Tirzepatide denied due to quantity / dose limits by Aetna?
Quantity-limit denials usually flip when the appeal documents the clinically appropriate dose for the patient's weight, kidney function, or escalation schedule, citing the FDA label or specialty-society guideline.
US health-plan appeal rights
Cite: Most US health plans have appeal rights under either the ACA, ERISA, or Medicare/Medicaid rules
Most US health plans are required by federal law to give you both an internal appeal (where the insurer reconsiders) and an external review (where an independent reviewer decides). The exact timelines and processes depend on what kind of plan you have — marketplace / employer group, self-funded, Medicare Advantage, or Medicaid MCO — but in every case there's a window after the denial during which you have the right to fight it.
What Aetna typically requires
HbA1c ≥6.5% per CVS Caremark form 5496-C.
What works in the appeal
See structured rules. Use plan-medical-necessity override + named guideline citations + step-therapy contraindications where applicable.
The Aetna angle on Tirzepatide
## Aetna Quantity Limits on Tirzepatide: The Titration Schedule Is the Whole Battle
Quantity-limit (QL) denials on tirzepatide are not coverage denials in the conventional sense — they are utilization-management edits administered by CVS Caremark as Aetna's PBM, enforcing the FDA-labeled titration schedule against the pen count dispensed per 28-day fill. Aetna Precertification/QL Form 5496-C (Mounjaro/Zepbound) caps fills at one carton (four 0.5 mL pens) per 28 days and locks dose escalation to the package insert: 2.5 mg starter for 4 weeks, then 5 mg, with increases in 2.5 mg increments no sooner than every 4 weeks. A QL reject (NCPDP reject code 76 or 569) almost always traces to one of three triggers: (1) an early refill before the 28-day clock, (2) a dose jump that skips the 4-week interval (e.g., 5 mg → 10 mg at week 6), or (3) a prescriber writing two cartons per month to compensate for a missed titration step.

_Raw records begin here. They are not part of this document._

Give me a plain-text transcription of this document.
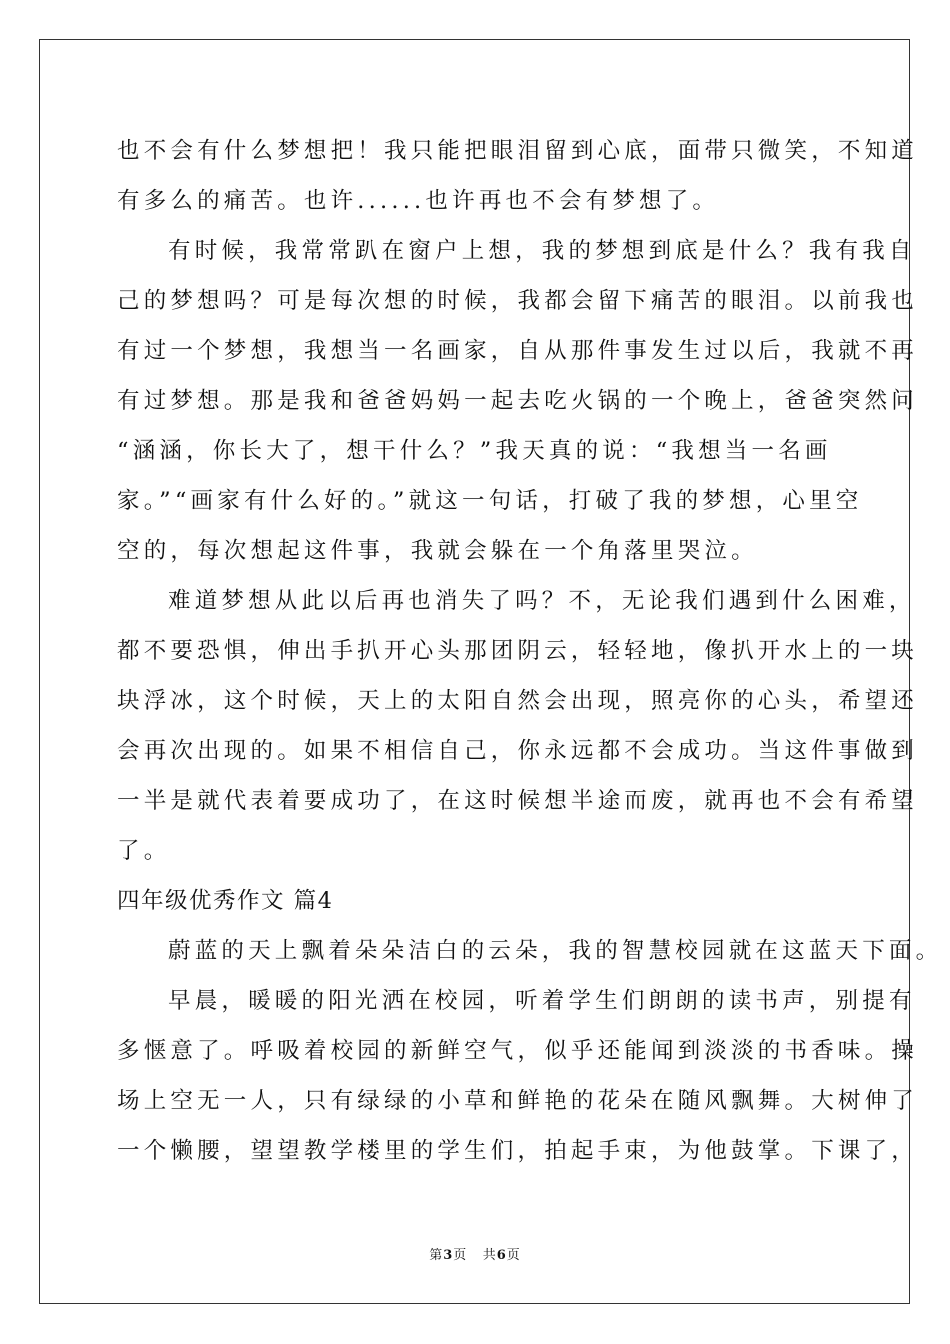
也不会有什么梦想把！我只能把眼泪留到心底，面带只微笑，不知道
有多么的痛苦。也许......也许再也不会有梦想了。
有时候，我常常趴在窗户上想，我的梦想到底是什么？我有我自
己的梦想吗？可是每次想的时候，我都会留下痛苦的眼泪。以前我也
有过一个梦想，我想当一名画家，自从那件事发生过以后，我就不再
有过梦想。那是我和爸爸妈妈一起去吃火锅的一个晚上，爸爸突然问
“涵涵，你长大了，想干什么？”我天真的说：“我想当一名画
家。”“画家有什么好的。”就这一句话，打破了我的梦想，心里空
空的，每次想起这件事，我就会躲在一个角落里哭泣。
难道梦想从此以后再也消失了吗？不，无论我们遇到什么困难，
都不要恐惧，伸出手扒开心头那团阴云，轻轻地，像扒开水上的一块
块浮冰，这个时候，天上的太阳自然会出现，照亮你的心头，希望还
会再次出现的。如果不相信自己，你永远都不会成功。当这件事做到
一半是就代表着要成功了，在这时候想半途而废，就再也不会有希望
了。
四年级优秀作文 篇4
蔚蓝的天上飘着朵朵洁白的云朵，我的智慧校园就在这蓝天下面。
早晨，暖暖的阳光洒在校园，听着学生们朗朗的读书声，别提有
多惬意了。呼吸着校园的新鲜空气，似乎还能闻到淡淡的书香味。操
场上空无一人，只有绿绿的小草和鲜艳的花朵在随风飘舞。大树伸了
一个懒腰，望望教学楼里的学生们，拍起手束，为他鼓掌。下课了，
第3页 共6页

Because this is a QL edit and not a medical-necessity denial, the appeal pathway runs through CVS Caremark's Pharmacy Prior Authorization queue, not Aetna medical PA. Submit the QL override on Caremark's Mounjaro/Zepbound criteria form (the same 5496-C, with the QL exception box checked) and attach: (a) titration log showing dose, date dispensed, and tolerability notes for each prior step; (b) chart documentation of HbA1c ≥6.5% (the threshold Caremark applies for T2DM coverage); and (c) clinical rationale if you are requesting a non-label quantity (e.g., split-dose protocol for GI-intolerant patients held at 7.5 mg for 8 weeks instead of 4).
For fully-insured ERISA plans, a QL edit is a non-quantitative treatment limitation subject to 29 CFR §2560.503-1 disclosure rules — you are entitled to the specific clinical criteria and the comparative analysis Caremark used to set the limit. Request both in writing; Caremark's standard denial letter omits the criteria URL and that omission is itself an ERISA full-and-fair-review defect. For Aetna Medicare Part D, QL exceptions are governed by 42 CFR §423.578(b) — the prescriber's supporting statement must assert that the preferred quantity "would not be as effective" or "would have adverse effects," and Aetna must decide within 72 hours (24 hours expedited).
If the denial is for Zepbound (obesity indication) on a Part D plan, stop appealing on QL grounds — 42 USC §1395w-102(e)(2)(A) statutorily excludes weight-loss drugs from Part D, so the real denial is categorical exclusion masquerading as a QL edit. Pivot to commercial coverage or manufacturer savings.
Tactical tip: Before filing the override, pull the Caremark dispensing history via the member portal and confirm the fill dates align with a clean 28-day cadence going back 12 weeks. A single early fill from a vacation supply request resets the QL clock and is the most common silent denial trigger — fix the pharmacy record first, then appeal.
Next steps
- Find the date on the denial letter — your appeal window starts there.
- Read your plan's Summary of Benefits and Coverage (SBC) for the specific deadlines.
- Request the insurer's claim file in writing — they must provide it.
- Submit your appeal in writing with new clinical evidence and a physician statement.